These authors queried a national insurance database for patients who underwent anatomic total shoulder arthroplasty between the fourth quarter of 2010 and 2014, comparing 706 patients undergoing ambulatory total shoulder arthroplasty to a matched group of patients undergoing inpatient total shoulder arthroplasty.
They found no statistically different complication rates or rates of readmission between the two groups. The patients undergoing ambulatory total shoulder arthroplasty had significantly lower costs (p <0.0001) at $14,722 compared with the matched controls at $18,336 in numerous itemized cost categories as well as costs related to diagnosis-related groups.

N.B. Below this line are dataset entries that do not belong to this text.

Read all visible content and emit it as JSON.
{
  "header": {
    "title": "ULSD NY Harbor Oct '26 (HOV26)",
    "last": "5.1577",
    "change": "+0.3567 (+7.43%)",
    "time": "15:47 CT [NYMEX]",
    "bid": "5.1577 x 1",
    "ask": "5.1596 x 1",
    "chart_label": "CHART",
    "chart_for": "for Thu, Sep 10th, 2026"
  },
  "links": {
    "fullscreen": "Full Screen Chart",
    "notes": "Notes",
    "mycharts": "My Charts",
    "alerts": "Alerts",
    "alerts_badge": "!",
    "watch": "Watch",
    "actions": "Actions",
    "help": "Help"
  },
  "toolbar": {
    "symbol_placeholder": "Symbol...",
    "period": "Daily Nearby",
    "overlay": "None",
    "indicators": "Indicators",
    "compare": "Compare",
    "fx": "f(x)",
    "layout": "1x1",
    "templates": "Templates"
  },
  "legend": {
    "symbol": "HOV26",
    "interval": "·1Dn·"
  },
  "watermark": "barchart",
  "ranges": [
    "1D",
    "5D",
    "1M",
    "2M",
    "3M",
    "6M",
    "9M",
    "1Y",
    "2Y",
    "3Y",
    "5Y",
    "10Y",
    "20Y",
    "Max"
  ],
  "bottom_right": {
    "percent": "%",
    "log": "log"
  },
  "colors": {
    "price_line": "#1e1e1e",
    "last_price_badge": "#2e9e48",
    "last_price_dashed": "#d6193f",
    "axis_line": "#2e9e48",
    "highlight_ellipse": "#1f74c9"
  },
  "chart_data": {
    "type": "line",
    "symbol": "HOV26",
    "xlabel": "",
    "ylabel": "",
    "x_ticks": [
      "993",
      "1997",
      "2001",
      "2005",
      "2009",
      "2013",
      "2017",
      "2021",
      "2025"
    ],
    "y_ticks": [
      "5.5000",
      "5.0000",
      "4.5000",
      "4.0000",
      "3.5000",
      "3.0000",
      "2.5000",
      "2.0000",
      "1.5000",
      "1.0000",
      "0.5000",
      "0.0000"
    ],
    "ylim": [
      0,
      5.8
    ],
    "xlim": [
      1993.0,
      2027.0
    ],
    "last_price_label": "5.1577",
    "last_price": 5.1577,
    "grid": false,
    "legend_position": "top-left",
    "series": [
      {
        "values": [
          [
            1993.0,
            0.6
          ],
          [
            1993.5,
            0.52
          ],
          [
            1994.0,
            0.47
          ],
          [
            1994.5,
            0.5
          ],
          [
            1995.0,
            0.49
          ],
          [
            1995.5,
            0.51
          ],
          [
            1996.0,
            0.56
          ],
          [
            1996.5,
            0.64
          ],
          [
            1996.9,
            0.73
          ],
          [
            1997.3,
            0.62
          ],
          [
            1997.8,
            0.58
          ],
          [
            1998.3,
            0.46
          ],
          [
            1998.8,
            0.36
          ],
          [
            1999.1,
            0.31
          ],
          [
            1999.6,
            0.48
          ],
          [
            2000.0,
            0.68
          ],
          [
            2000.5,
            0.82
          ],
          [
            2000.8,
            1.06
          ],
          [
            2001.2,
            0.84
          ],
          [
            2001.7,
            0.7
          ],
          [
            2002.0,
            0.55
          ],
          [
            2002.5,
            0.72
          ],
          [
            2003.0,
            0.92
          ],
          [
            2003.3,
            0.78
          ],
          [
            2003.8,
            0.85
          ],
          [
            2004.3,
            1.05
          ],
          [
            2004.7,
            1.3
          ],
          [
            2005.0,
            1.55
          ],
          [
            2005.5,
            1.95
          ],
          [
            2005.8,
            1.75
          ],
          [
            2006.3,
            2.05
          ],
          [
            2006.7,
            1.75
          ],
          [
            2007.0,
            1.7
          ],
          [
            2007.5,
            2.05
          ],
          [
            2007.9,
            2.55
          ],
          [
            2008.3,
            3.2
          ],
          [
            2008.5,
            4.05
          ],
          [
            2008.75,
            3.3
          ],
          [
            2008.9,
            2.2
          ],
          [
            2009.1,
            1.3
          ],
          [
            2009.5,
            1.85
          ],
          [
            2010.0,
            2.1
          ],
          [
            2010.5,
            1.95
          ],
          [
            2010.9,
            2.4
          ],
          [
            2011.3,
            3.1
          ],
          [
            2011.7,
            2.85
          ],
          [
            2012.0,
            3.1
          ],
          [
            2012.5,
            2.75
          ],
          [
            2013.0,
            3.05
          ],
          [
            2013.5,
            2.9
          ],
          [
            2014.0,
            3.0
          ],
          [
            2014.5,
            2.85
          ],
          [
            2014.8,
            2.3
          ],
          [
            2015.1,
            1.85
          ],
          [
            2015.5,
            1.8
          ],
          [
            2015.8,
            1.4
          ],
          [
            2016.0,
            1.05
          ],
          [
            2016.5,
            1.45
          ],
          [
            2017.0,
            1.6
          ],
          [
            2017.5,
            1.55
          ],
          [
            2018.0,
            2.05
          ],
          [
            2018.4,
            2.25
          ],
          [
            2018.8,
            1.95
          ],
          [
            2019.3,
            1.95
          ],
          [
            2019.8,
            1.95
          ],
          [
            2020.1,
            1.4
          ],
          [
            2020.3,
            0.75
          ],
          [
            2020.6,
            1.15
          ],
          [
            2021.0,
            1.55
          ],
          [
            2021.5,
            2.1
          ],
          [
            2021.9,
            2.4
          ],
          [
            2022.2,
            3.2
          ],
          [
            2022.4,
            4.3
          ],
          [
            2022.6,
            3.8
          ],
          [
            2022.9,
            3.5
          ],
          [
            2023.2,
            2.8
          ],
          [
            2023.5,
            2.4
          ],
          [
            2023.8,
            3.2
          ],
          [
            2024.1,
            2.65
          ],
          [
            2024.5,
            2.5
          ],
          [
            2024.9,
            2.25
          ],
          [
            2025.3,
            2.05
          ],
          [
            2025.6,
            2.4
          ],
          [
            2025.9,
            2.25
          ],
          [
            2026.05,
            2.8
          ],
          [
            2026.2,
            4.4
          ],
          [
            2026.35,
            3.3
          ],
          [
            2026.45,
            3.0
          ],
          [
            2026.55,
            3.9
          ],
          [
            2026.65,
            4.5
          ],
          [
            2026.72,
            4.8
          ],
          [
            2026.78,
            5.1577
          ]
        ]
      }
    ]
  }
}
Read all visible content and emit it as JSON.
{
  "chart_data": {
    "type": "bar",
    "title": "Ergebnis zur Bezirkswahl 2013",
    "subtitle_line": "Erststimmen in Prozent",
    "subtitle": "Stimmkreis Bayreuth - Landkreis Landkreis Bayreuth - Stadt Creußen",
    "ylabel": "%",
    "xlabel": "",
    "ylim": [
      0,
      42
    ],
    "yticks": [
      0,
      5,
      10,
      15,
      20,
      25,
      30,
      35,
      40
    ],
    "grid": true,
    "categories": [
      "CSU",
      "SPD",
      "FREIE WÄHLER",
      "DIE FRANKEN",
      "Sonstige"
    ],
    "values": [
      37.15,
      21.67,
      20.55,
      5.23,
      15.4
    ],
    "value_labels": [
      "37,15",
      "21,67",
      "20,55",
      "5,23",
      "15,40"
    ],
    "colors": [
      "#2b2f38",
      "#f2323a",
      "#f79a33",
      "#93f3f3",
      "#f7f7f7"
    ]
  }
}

Comments: While this retrospective study of an insurance database demonstrated that ambulatory shoulder arthroplasty can result in cost savings, this study did not clarify the selection criteria for such procedures nor the particular infrastructure elements necessary to support patients having outpatient arthroplasty. The safe conduct of ambulatory shoulder arthroplasty would seem to depend on the 24/7 availability of qualified support for patients in the event of bleeding, unexpected pain, urinary retention and other medical and surgical complications.
Of interest is the factors associated with readmission after either inpatient or ambulatory arthroplasty.
It is clear that patient safety and economics are more dependent on these factors than in which setting the surgery is done.